Nope, she really enjoyed it, she said and commented on many specifics. She said I was good enough! And so, to make a long story a bit shorter, I was offered a publishing contract at the end of the conference. That was in October, 2002. Now it's February, 2003, and I'm waiting for the final editorial suggestions, working on my website, and trying to figure out how to promote my book, while Steve and I get ready to move to Arizona in mid-April.
So that brings you up-to-date on the writing thing. I could certainly fill in more detail, but that's the gist of it. Whenever something noteworthy happens -- good or not, exciting, frustrating or discouraging -- or I learn something worth mentioning about the literary world or the life of an ambitious novel-writer, I'll share it here, just in case anyone might want to read about it.

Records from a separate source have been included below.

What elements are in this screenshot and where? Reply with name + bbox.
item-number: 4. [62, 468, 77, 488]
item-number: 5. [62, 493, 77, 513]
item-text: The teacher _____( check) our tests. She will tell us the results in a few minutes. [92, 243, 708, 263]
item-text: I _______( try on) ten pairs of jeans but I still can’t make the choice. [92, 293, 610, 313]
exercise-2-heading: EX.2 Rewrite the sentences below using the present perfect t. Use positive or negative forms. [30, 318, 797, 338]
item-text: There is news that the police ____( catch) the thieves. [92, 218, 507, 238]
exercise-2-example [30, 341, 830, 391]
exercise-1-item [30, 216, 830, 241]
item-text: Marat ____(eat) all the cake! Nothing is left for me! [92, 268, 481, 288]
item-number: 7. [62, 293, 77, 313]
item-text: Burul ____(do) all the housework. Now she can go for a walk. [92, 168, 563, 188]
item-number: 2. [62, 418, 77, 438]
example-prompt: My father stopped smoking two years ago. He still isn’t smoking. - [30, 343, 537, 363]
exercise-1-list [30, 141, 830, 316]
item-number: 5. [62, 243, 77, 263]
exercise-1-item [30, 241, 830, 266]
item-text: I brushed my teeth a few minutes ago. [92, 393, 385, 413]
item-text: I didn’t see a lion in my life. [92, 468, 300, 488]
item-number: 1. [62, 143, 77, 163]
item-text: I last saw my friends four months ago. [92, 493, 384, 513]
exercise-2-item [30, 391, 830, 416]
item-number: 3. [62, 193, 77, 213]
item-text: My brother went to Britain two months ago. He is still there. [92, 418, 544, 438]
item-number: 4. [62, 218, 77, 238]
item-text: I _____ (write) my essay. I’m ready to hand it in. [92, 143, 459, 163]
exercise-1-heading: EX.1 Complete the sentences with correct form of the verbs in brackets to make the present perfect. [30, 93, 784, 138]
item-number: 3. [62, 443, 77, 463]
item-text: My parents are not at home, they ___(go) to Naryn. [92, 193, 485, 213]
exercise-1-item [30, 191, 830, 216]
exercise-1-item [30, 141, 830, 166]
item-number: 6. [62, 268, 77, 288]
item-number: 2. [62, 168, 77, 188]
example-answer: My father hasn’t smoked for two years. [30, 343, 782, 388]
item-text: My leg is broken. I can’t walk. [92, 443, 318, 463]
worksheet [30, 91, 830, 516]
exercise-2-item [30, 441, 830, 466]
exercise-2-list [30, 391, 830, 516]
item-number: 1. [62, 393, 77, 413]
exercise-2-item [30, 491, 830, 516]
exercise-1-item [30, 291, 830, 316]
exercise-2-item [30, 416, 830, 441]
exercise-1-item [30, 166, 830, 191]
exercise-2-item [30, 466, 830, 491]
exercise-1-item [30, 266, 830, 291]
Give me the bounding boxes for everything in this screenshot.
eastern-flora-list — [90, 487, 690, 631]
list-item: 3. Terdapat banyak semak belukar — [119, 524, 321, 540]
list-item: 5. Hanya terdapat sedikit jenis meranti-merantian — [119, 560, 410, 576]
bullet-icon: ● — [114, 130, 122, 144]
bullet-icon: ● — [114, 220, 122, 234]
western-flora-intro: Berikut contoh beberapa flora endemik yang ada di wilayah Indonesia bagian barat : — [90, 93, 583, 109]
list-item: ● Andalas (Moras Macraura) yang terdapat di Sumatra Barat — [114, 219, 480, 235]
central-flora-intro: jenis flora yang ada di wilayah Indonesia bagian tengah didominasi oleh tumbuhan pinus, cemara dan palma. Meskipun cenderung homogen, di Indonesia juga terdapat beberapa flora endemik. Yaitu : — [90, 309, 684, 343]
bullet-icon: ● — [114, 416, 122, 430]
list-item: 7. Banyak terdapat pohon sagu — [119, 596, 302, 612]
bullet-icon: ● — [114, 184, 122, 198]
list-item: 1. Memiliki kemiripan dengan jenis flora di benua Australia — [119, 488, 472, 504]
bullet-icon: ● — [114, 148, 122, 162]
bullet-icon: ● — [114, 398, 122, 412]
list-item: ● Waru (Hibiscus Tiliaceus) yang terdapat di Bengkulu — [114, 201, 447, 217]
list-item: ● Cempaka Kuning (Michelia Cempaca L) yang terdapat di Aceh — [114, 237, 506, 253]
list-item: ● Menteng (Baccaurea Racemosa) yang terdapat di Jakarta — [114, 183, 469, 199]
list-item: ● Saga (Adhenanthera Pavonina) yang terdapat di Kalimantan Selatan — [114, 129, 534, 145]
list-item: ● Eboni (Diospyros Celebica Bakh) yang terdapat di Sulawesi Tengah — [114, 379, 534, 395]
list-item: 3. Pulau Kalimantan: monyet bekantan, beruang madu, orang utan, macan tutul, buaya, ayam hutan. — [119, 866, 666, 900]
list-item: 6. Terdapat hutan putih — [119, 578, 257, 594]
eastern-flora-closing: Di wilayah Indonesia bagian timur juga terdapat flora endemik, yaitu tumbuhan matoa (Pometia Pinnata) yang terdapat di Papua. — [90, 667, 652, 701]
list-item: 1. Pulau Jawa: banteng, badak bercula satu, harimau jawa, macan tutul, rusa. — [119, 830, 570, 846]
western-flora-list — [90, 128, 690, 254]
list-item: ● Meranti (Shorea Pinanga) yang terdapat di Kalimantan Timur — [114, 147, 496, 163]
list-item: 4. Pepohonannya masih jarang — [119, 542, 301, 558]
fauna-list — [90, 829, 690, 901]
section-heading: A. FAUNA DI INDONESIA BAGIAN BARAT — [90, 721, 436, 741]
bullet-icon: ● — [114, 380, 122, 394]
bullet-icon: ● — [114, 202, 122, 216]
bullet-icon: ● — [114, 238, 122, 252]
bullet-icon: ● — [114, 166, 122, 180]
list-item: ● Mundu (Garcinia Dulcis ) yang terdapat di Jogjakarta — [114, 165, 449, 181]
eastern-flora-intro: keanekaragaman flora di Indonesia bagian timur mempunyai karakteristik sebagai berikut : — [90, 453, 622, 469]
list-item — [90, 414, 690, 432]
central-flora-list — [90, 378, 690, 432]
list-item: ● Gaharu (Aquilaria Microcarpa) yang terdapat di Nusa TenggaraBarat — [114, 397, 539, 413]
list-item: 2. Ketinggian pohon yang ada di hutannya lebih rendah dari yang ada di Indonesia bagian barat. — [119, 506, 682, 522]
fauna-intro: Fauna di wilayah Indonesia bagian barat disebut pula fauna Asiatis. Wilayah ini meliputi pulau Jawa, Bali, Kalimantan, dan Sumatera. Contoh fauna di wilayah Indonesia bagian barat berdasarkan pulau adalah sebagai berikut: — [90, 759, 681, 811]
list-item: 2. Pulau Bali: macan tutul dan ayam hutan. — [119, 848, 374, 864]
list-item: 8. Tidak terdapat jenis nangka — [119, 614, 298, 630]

And even if no one does, it's good for a writer to keep writing, right? No matter what the subject. Keeps the brain cells in shape and the fingers limber. So what's a little carpel tunnel? (Not that I have it. Yet.)
Okay, time for me and my laptop to take a nap. The motion of the train is making me verrry sleeeepy. I'll write again when I have something to say. That could be two hours, two days or two weeks from now. But probably not as long as two months. Too much happening these days not to have something about writing to write about.